A Closer Look at Palo Alto Stock
Palo Alto has over 50,000 customers in over 150 countries, according to its website, and counts 85% of Fortune 100 companies as its customers. The company’s upward momentum can perhaps be attributed to a string of acquisitions and a new head honcho.
New CEO Nikesh Aroro, who reportedly invested $20 million of his own money into Palo Alto stock and who formerly worked for Google, was announced at the beginning of June.
On top of that, Palo Alto closed on its acquisitions of Evident.io and Secdo this year. The former will help with secure cloud deployments, while the latter is an endpoint protection play. Both additions should help the cybersecurity leader add to its moat.
More recently, the company announced that it wants to raise $1.5 billion, potentially for additional acquisitions.
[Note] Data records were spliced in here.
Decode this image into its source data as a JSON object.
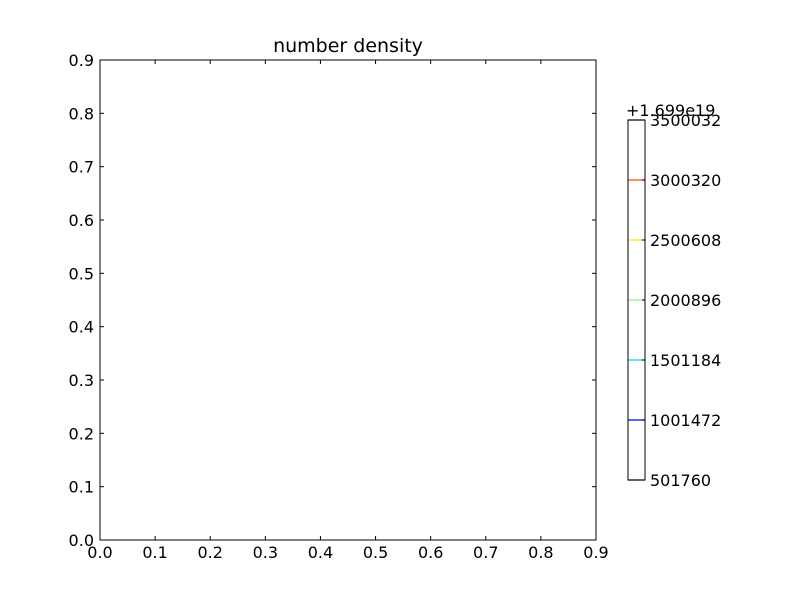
{
  "chart_data": {
    "type": "contour",
    "title": "number density",
    "xlabel": "",
    "ylabel": "",
    "xlim": [
      0.0,
      0.9
    ],
    "ylim": [
      0.0,
      0.9
    ],
    "x_ticks": [
      "0.0",
      "0.1",
      "0.2",
      "0.3",
      "0.4",
      "0.5",
      "0.6",
      "0.7",
      "0.8",
      "0.9"
    ],
    "y_ticks": [
      "0.0",
      "0.1",
      "0.2",
      "0.3",
      "0.4",
      "0.5",
      "0.6",
      "0.7",
      "0.8",
      "0.9"
    ],
    "grid": false,
    "data_points": [],
    "colorbar": {
      "offset_label": "+1.699e19",
      "range": [
        501760,
        3500032
      ],
      "levels": [
        {
          "value": 501760,
          "label": "501760",
          "color": "#000080"
        },
        {
          "value": 1001472,
          "label": "1001472",
          "color": "#0000ff"
        },
        {
          "value": 1501184,
          "label": "1501184",
          "color": "#00d4ff"
        },
        {
          "value": 2000896,
          "label": "2000896",
          "color": "#7dff7a"
        },
        {
          "value": 2500608,
          "label": "2500608",
          "color": "#ffe600"
        },
        {
          "value": 3000320,
          "label": "3000320",
          "color": "#ff4a00"
        },
        {
          "value": 3500032,
          "label": "3500032",
          "color": "#800000"
        }
      ]
    }
  }
}
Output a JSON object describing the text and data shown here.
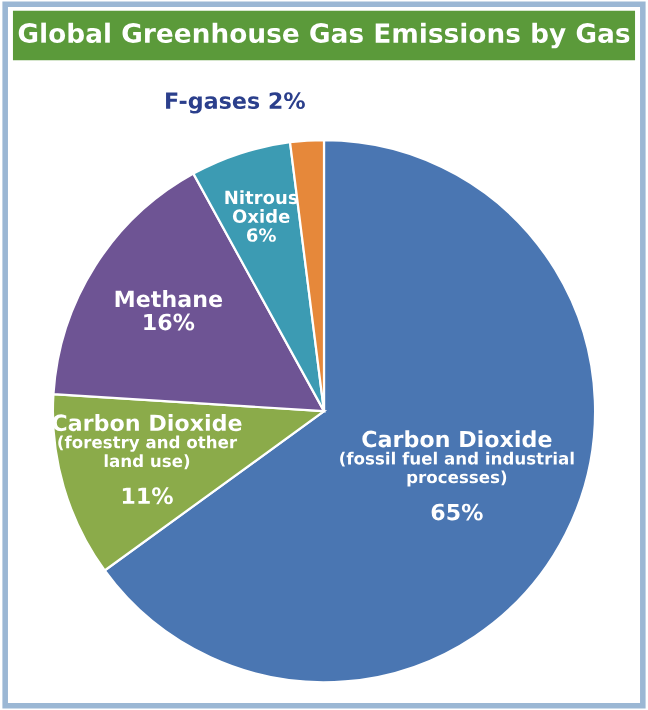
{
  "chart_data": {
    "type": "pie",
    "title": "Global Greenhouse Gas Emissions by Gas",
    "categories": [
      "Carbon Dioxide\n(fossil fuel and industrial\nprocesses)",
      "Carbon Dioxide\n(forestry and other\nland use)",
      "Methane",
      "Nitrous\nOxide",
      "F-gases"
    ],
    "values": [
      65,
      11,
      16,
      6,
      2
    ],
    "value_labels": [
      "65%",
      "11%",
      "16%",
      "6%",
      "2%"
    ],
    "colors": [
      "#4a76b2",
      "#8bab4a",
      "#6e5494",
      "#3c9bb3",
      "#e6883a"
    ]
  }
}
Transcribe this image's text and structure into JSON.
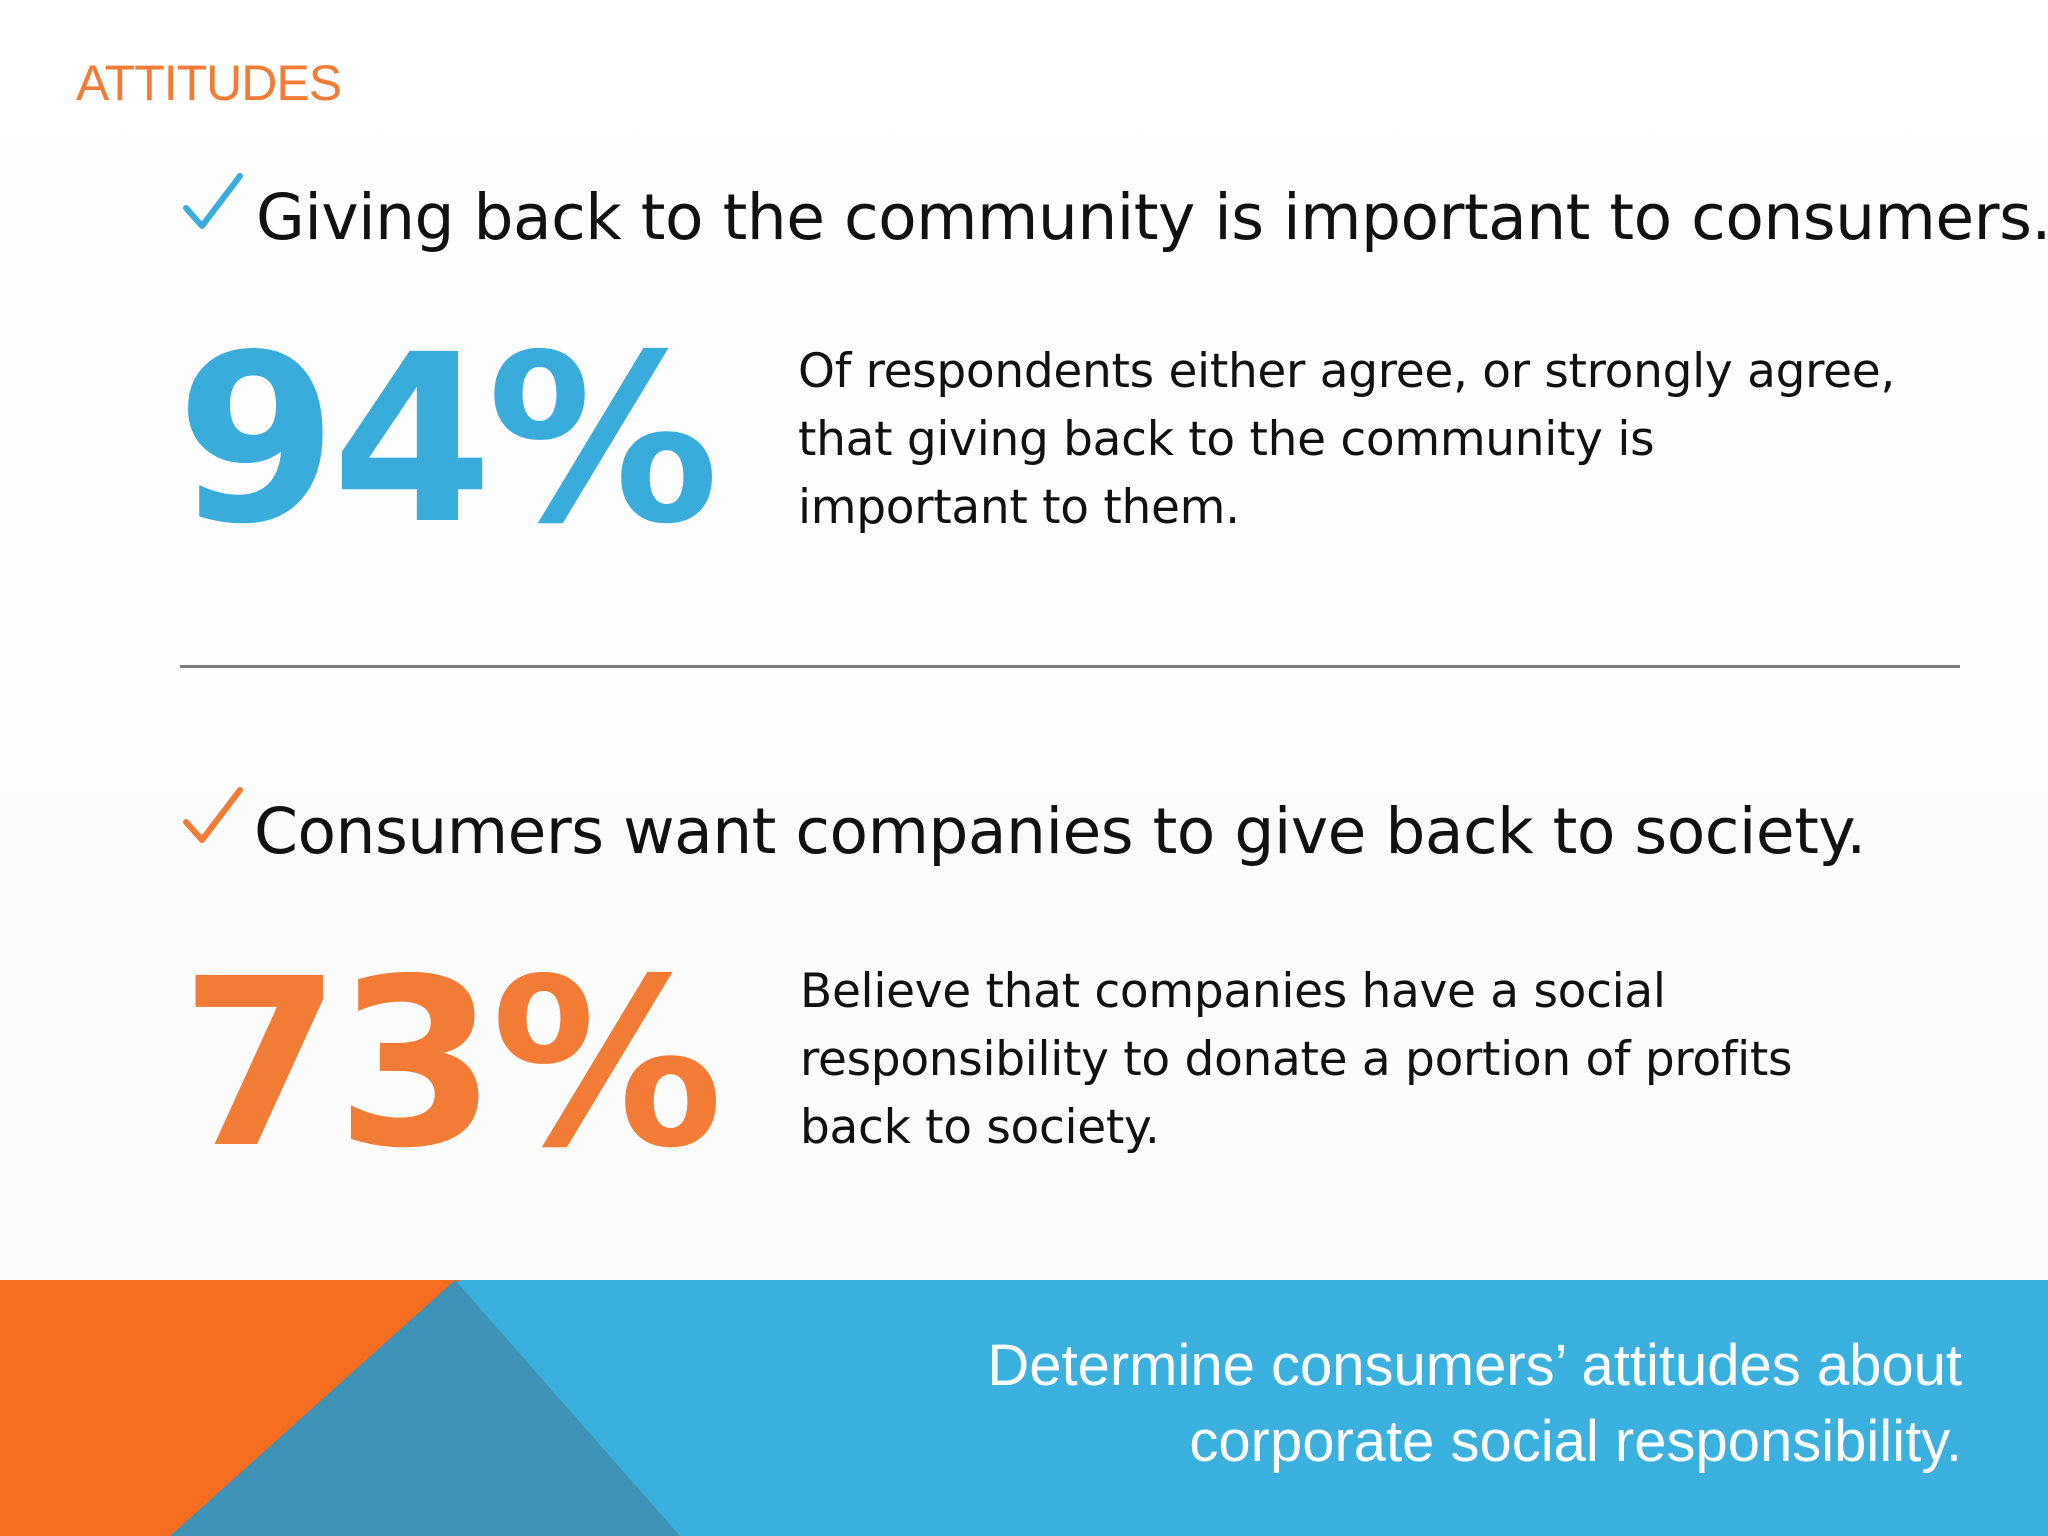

As the Register reported, the company was notably vague about what that money will go towards—hence the website’s headline: “Palo Alto Networks … wants $1.5bn for, er, stuff and things.”
In its press release, the company said it does not currently have any agreements or understandings with respect to any such material acquisitions or strategic transactions.”
Management also listed a bunch of other things the funds could be used for. But given its track record, an acquisition seems like a likely next step—and that’s a good thing.
Many segments of the tech industry are consolidating because acquisitions are a great way for established players to fill gaps and address new demand—precisely what the two aforementioned buys do for Palo Alto.
Cybersecurity is a particularly appealing segment of the tech world, too, and Palo Alto Networks is one of the biggest names there is. Through 2021, the cybersecurity market is expected to grow between 12% and 15% per year.
With Palo Alto Networks demonstrating that it’s willing to buy its way to a bigger slice of that expanding pie, there’s no major reason to doubt the company’s solid growth estimates.
When a stock is sitting at an all-time high, investors naturally divide into two basic camps: the idea that the stock must be overbought or the idea that the stock must just be getting started.
I think Palo Alto is laying the foundation for continued gains and even higher highs, especially as the market it leads continues to grow.
As of this writing, Robert Martin did not hold a position in any of the aforementioned securities.